B. Delays or abnormal functioning in at least one of the following areas, with onset before age 3:

• Social interaction.
• Language.
• Symbolic or imaginative play.

C. The disorder is not better explained by Rett Disorder, Childhood Disintegrative Disorder, or Asperger Syndrome.

Clinical Assessment
It is widely recognized that early and appropriately tailored intervention designed specifically for the individual's needs is a crucial step toward integration. Therefore, once suspicions arise, intervention should begin as soon and as quickly as possible. Any individual for whom an autism spectrum disorder is considered very likely is entitled to a comprehensive clinical assessment, medical examination, and a series of supplementary tests. The assessment is important for accurate diagnosis and serves as the foundation for any intervention.

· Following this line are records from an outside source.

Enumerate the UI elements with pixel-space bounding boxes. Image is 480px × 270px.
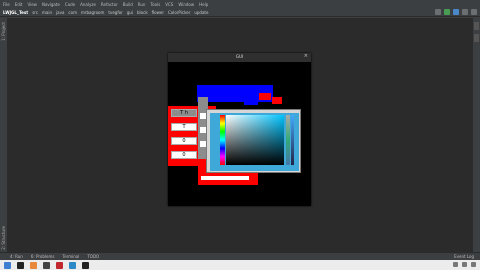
red-frame-slot — [201, 176, 249, 180]
secondary-slider[interactable] — [286, 115, 290, 165]
os-taskbar — [0, 260, 480, 270]
breadcrumb-item[interactable]: java — [56, 10, 64, 15]
app-window-taskbar-icon[interactable] — [82, 261, 89, 269]
breadcrumb-item[interactable]: update — [194, 10, 208, 15]
menu-item-file[interactable]: File — [3, 2, 10, 7]
form-field-4[interactable]: 0 — [171, 151, 197, 159]
alpha-slider[interactable] — [291, 115, 294, 165]
structure-tool-tab[interactable]: 2: Structure — [1, 226, 6, 250]
app-window: GUI × T h T 0 0 — [168, 53, 311, 206]
database-tool-tab[interactable] — [474, 34, 479, 42]
system-tray — [453, 262, 476, 267]
menu-item-window[interactable]: Window — [178, 2, 194, 7]
menu-bar: File Edit View Navigate Code Analyze Refactor B… — [0, 0, 480, 8]
breadcrumb-item[interactable]: gui — [127, 10, 133, 15]
menu-item-analyze[interactable]: Analyze — [80, 2, 96, 7]
volume-icon[interactable] — [462, 262, 467, 267]
bottom-tab-2[interactable]: Terminal — [62, 254, 79, 259]
ide-app-icon[interactable] — [56, 261, 63, 269]
breadcrumb-item[interactable]: flower — [152, 10, 164, 15]
form-field-2[interactable]: T — [171, 123, 197, 131]
form-field-3[interactable]: 0 — [171, 137, 197, 145]
browser-app-icon[interactable] — [69, 261, 76, 269]
breadcrumb-item[interactable]: com — [68, 10, 77, 15]
bottom-tab-1[interactable]: 6: Problems — [31, 254, 55, 259]
navigation-toolbar: LWJGL_Test src main java com mrbagroom tvegfor… — [0, 8, 480, 17]
saturation-value-area[interactable] — [226, 115, 284, 165]
red-block-2 — [272, 97, 282, 104]
breadcrumb-item[interactable]: main — [42, 10, 52, 15]
debug-icon[interactable] — [453, 9, 459, 15]
menu-item-edit[interactable]: Edit — [15, 2, 23, 7]
breadcrumb-item[interactable]: block — [137, 10, 148, 15]
breadcrumb-item[interactable]: ColorPicker — [168, 10, 190, 15]
menu-item-navigate[interactable]: Navigate — [42, 2, 60, 7]
project-tool-tab[interactable]: 1: Project — [1, 22, 6, 41]
event-log-tab[interactable]: Event Log — [454, 254, 474, 259]
menu-item-run[interactable]: Run — [138, 2, 146, 7]
app-window-title: GUI — [235, 54, 244, 59]
app-window-titlebar[interactable]: GUI × — [168, 53, 311, 62]
terminal-app-icon[interactable] — [17, 261, 24, 269]
left-tool-strip: 1: Project 2: Structure — [0, 18, 8, 258]
bottom-tab-3[interactable]: TODO — [87, 254, 99, 259]
firefox-app-icon[interactable] — [30, 261, 37, 269]
run-icon[interactable] — [444, 9, 450, 15]
toolbar-actions — [435, 9, 477, 15]
gradle-tool-tab[interactable] — [474, 22, 479, 30]
close-icon[interactable]: × — [304, 54, 308, 59]
right-tool-strip — [472, 18, 480, 258]
build-icon[interactable] — [435, 9, 441, 15]
menu-item-build[interactable]: Build — [123, 2, 133, 7]
bottom-tab-0[interactable]: 4: Run — [10, 254, 23, 259]
files-app-icon[interactable] — [43, 261, 50, 269]
red-block-1 — [259, 93, 271, 100]
menu-item-refactor[interactable]: Refactor — [101, 2, 118, 7]
form-field-1[interactable]: T h — [171, 109, 197, 117]
start-menu-icon[interactable] — [4, 261, 11, 269]
menu-item-help[interactable]: Help — [199, 2, 208, 7]
menu-item-view[interactable]: View — [27, 2, 37, 7]
search-icon[interactable] — [471, 9, 477, 15]
network-icon[interactable] — [453, 262, 458, 267]
hue-slider[interactable] — [220, 115, 225, 165]
breadcrumb-item[interactable]: tvegfor — [108, 10, 122, 15]
blue-block — [244, 97, 258, 105]
menu-item-vcs[interactable]: VCS — [165, 2, 173, 7]
breadcrumb-item[interactable]: LWJGL_Test — [3, 10, 28, 15]
breadcrumb-item[interactable]: src — [32, 10, 38, 15]
menu-item-tools[interactable]: Tools — [150, 2, 160, 7]
color-picker[interactable] — [206, 109, 301, 173]
breadcrumb-item[interactable]: mrbagroom — [81, 10, 104, 15]
menu-item-code[interactable]: Code — [65, 2, 75, 7]
bottom-tool-bar: 4: Run 6: Problems Terminal TODO Event Log — [0, 252, 480, 259]
battery-icon[interactable] — [471, 262, 476, 267]
stop-icon[interactable] — [462, 9, 468, 15]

Every clinical assessment should begin by taking a detailed history, including all concerns of the parents, developmental history emphasizing the overall level of development, and medical history. The clinician must identify any points that may be relevant to differential diagnosis. By carefully taking the family history, the examiner should gather information on a range of factors (autism, mild autism traits, intellectual disability, fragile X, tuberous sclerosis) in the nuclear and extended family, as these may indicate the need for chromosomal or genetic testing. Careful observation of the individual's behavior in different settings, both structured and less structured, is required. Examiners must be available to directly observe the individual or view a video recorded at home or in other places they attend (e.g., daycare, school, work).

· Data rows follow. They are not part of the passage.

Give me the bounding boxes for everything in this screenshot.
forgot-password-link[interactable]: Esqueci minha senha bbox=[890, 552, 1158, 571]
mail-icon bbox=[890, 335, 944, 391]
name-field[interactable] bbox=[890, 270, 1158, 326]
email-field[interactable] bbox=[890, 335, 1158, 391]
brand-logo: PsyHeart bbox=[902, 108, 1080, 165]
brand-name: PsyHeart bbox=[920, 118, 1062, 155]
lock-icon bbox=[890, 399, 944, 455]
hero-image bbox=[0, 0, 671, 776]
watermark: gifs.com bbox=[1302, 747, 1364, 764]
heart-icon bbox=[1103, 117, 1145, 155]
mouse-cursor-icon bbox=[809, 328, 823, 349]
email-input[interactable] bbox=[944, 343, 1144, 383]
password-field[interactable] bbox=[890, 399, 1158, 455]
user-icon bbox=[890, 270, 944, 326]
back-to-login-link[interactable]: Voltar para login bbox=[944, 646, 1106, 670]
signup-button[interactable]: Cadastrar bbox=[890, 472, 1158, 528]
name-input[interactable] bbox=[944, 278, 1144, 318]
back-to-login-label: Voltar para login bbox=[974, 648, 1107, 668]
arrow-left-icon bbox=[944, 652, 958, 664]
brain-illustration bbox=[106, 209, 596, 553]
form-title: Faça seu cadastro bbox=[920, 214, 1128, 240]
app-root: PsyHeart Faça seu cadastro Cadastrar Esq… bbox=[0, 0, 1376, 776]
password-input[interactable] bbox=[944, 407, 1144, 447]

The assessment should be conducted by a multidisciplinary team with extensive experience in autism and developmental disorders, using internationally validated assessment tools (questionnaires, interviews, observation scales), such as the Autism Diagnostic Interview (ADI), Autism Diagnostic Observation Scales (ADOS), Vineland Adaptive Behavior Scales (VABS), Childhood Autism Rating Scale (CARS), Diagnostic Interview for Social and Communicative Disorders (DISCO), and Behavioral Summarized Evaluation (BSE).

Every child should undergo a comprehensive medical examination, including assessment of visual and auditory acuity, as well as pediatric and neurological examination. To date, there is no laboratory test specifically for autism spectrum disorders. Genetic testing will ultimately be carried out if specific findings are identified during clinical assessment or family history.

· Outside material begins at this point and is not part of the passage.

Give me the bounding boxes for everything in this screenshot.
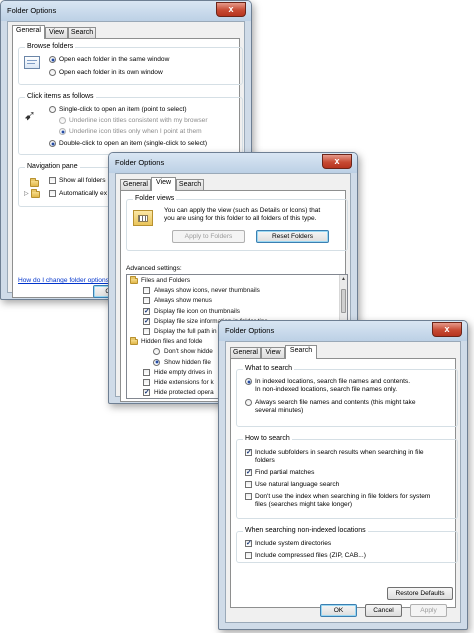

The clinical and developmental profile should be completed with a series of psychological and language tests, using appropriate evaluation tools (Psycho-Educational Profile (PEP), and standardized neuropsychological tests such as the Leiter, recent WISC, Reynell, Lowee & Costell's Symbolic Play Test, Peabody Picture Vocabulary Test (PPVT), and others).

It must be emphasized again that the diagnosis of autism should be made solely based on an extensive clinical assessment and should be entirely based on internationally accepted criteria for three serious reasons:

1. To ensure access to appropriate support services and/or to create such services where they are limited or do not exist.
2. To make existing research comparable both in terms of clinical issues and particularly in terms of the effectiveness of the services and treatments provided, which is of great necessity.
3. Every child, whether diagnosed with autism or not, is entitled to the education that meets their specific needs. Loose diagnostic procedures could result in children with autism being excluded from provisions specifically designed for them. It could also encourage the inclusion of individuals with other conditions (such as conduct disorders or learning difficulties), which are not within the autism spectrum. Consequently, these children would not receive the specialized education they deserve while also using the already limited provisions intended for individuals with autism.